Marshall Berman calls this process of urban blight 'urbicide: murder of a city'. In a stirring article in the New Internationalist, Berman described how urban blight destroyed the once proud neighborhood of his childhood in New York.

The South Bronx, where I spent my childhood and my youth, is the site of one of the greatest recent ruins today outside Beirut. The physical and social destruction of the area began with the construction of the Cross Bronx Expressway in the late 1950's and early 1960's spreading gradually southward from the highway and northward from the emerging Bruckner Expressway in the late sixties.

Then in the early 1970's the disintegration began to spread at a spectacular pace, devouring house after house and block after block, displacing thousands of people like some inexorable plague. Those were the years when the Bronx finally made it into the media, as a symbol of every disaster that could happen to a city. 'The Bronx is burning!' resonated all over the world...

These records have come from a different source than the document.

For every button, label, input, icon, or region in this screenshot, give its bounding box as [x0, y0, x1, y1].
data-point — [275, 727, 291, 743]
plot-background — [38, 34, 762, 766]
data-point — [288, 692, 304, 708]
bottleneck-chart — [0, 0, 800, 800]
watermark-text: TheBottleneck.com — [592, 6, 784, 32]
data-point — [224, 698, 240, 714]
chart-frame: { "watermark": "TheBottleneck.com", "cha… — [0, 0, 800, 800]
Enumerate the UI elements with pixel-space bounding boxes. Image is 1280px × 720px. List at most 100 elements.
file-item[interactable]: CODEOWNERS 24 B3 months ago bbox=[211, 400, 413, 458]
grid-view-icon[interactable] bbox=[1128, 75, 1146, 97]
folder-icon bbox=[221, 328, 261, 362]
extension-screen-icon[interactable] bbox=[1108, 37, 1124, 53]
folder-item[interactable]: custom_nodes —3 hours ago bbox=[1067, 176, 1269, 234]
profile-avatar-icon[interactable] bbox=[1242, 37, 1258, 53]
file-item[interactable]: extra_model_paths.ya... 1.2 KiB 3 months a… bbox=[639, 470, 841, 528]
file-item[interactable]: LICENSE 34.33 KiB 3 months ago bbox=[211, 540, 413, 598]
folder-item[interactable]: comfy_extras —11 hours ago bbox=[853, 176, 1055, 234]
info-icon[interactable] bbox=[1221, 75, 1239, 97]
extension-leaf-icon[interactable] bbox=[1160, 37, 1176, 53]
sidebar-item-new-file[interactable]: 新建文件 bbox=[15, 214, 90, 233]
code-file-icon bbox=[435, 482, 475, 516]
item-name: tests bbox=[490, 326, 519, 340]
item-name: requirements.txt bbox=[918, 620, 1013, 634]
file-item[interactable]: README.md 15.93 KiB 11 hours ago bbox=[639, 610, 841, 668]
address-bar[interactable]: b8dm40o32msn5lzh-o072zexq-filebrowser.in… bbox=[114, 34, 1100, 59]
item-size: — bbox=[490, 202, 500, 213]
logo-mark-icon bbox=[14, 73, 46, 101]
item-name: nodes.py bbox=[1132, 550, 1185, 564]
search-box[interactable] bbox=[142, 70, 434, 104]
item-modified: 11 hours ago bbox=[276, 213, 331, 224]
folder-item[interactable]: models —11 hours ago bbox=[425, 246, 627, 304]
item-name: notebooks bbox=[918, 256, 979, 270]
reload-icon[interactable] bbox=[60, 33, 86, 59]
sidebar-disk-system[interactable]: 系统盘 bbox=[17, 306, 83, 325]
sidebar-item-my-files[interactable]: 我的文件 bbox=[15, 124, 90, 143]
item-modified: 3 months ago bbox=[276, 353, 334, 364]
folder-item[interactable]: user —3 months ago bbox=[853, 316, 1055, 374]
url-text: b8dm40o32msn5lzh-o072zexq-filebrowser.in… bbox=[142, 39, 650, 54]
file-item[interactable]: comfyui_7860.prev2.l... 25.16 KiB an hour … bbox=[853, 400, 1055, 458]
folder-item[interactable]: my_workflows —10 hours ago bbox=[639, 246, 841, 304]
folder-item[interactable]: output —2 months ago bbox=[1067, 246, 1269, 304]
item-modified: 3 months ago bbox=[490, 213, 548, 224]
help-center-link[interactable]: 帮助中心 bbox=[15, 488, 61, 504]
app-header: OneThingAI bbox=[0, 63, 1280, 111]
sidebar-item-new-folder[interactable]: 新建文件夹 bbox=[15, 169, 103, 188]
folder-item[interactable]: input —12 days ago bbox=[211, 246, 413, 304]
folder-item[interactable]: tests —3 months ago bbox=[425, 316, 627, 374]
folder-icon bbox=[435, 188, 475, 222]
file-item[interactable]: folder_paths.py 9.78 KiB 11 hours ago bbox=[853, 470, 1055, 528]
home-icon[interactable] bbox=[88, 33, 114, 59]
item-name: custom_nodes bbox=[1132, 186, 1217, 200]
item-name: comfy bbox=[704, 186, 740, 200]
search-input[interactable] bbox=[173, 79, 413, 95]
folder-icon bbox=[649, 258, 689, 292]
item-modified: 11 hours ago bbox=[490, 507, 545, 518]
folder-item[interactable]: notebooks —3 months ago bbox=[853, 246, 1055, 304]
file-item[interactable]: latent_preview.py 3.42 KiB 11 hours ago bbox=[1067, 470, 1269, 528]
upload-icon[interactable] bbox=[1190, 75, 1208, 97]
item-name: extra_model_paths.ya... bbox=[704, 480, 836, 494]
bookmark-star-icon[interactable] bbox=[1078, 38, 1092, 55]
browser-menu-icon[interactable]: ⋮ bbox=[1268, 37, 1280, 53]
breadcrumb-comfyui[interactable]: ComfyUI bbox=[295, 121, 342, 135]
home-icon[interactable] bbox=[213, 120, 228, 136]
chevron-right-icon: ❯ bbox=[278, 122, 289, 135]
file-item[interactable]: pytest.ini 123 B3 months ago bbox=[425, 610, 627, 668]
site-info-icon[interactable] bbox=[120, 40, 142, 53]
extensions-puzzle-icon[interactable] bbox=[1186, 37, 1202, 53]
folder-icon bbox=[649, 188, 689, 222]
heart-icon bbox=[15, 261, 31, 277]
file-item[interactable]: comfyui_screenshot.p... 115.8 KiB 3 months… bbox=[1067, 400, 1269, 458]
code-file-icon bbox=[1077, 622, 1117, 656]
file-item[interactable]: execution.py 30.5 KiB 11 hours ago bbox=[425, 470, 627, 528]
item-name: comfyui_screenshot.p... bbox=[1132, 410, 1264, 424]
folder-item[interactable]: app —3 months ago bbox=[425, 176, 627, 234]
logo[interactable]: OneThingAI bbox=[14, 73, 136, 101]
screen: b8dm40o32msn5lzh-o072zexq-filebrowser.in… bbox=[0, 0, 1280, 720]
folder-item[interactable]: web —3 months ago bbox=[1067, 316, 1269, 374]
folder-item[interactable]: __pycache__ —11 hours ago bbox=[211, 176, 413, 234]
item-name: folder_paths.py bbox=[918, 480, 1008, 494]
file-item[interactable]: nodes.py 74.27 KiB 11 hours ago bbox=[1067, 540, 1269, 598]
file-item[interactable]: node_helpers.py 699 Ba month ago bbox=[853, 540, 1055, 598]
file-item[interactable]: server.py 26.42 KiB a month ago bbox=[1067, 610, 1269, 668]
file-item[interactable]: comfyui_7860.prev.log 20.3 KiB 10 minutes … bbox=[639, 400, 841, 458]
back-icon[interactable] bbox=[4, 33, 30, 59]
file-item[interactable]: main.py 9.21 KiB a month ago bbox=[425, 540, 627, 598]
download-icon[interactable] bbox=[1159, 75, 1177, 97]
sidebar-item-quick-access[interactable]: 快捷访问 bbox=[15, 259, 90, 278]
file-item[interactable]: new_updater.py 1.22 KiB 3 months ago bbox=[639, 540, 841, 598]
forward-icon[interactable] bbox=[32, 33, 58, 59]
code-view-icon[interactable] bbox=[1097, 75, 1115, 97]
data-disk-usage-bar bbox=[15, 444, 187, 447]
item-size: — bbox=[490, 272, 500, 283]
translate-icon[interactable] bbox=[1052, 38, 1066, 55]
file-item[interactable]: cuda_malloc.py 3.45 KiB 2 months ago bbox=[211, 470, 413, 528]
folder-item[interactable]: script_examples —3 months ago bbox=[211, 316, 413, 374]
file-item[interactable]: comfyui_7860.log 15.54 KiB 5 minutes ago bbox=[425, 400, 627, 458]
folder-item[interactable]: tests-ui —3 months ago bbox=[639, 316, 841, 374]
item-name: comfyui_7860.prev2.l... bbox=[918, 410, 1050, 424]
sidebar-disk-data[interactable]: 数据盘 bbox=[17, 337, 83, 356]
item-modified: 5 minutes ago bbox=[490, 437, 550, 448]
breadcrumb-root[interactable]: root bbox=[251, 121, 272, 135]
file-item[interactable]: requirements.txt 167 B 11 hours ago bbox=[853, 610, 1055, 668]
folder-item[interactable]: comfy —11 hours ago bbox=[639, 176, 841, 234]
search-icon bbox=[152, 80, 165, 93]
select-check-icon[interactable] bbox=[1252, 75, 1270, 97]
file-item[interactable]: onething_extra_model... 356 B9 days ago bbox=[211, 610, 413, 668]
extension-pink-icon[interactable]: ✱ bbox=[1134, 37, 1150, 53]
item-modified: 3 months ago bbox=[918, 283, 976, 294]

Every time I saw or heard about another landmark (streets I'd played in, houses were friends lived; schools, shops synagogues) I felt a piece of my flesh was being ripped away...

In our sense of loss and violation we have plenty of company. In the South Bronx alone, more than 30,000 people fled in the 1970s as their homes were being destroyed. Many of these people were forced to run more than once, trying to stay ahead of the blight that kept catching up with them. Thousands more in Manhattan and in Brooklyn went through the same ordeal. In fact something similar was happening in working-class neighborhoods in older cities all over the US...

While both these examples are dramatic in that they are not the gentle nudge of a butterfly's wing but the mad hacking of a meat axe, they nevertheless concentrate into a snapshot the possible long-term effects of the gentle nudge (or wink to a developer or road builder).

But while the scientist of chaos may be frightened with the long-term implications of a nudge or a wink, it also holds incredible promise. The solutions to our traffic problems may not demand the draconian, sledgehammer measures we fear. If a nudge and a wink is enough to lead us into a mess, a nudge and a wink may be all that is needed to pull us out. The future art of city building is knowing the critical time and the critical place to flutter the wings.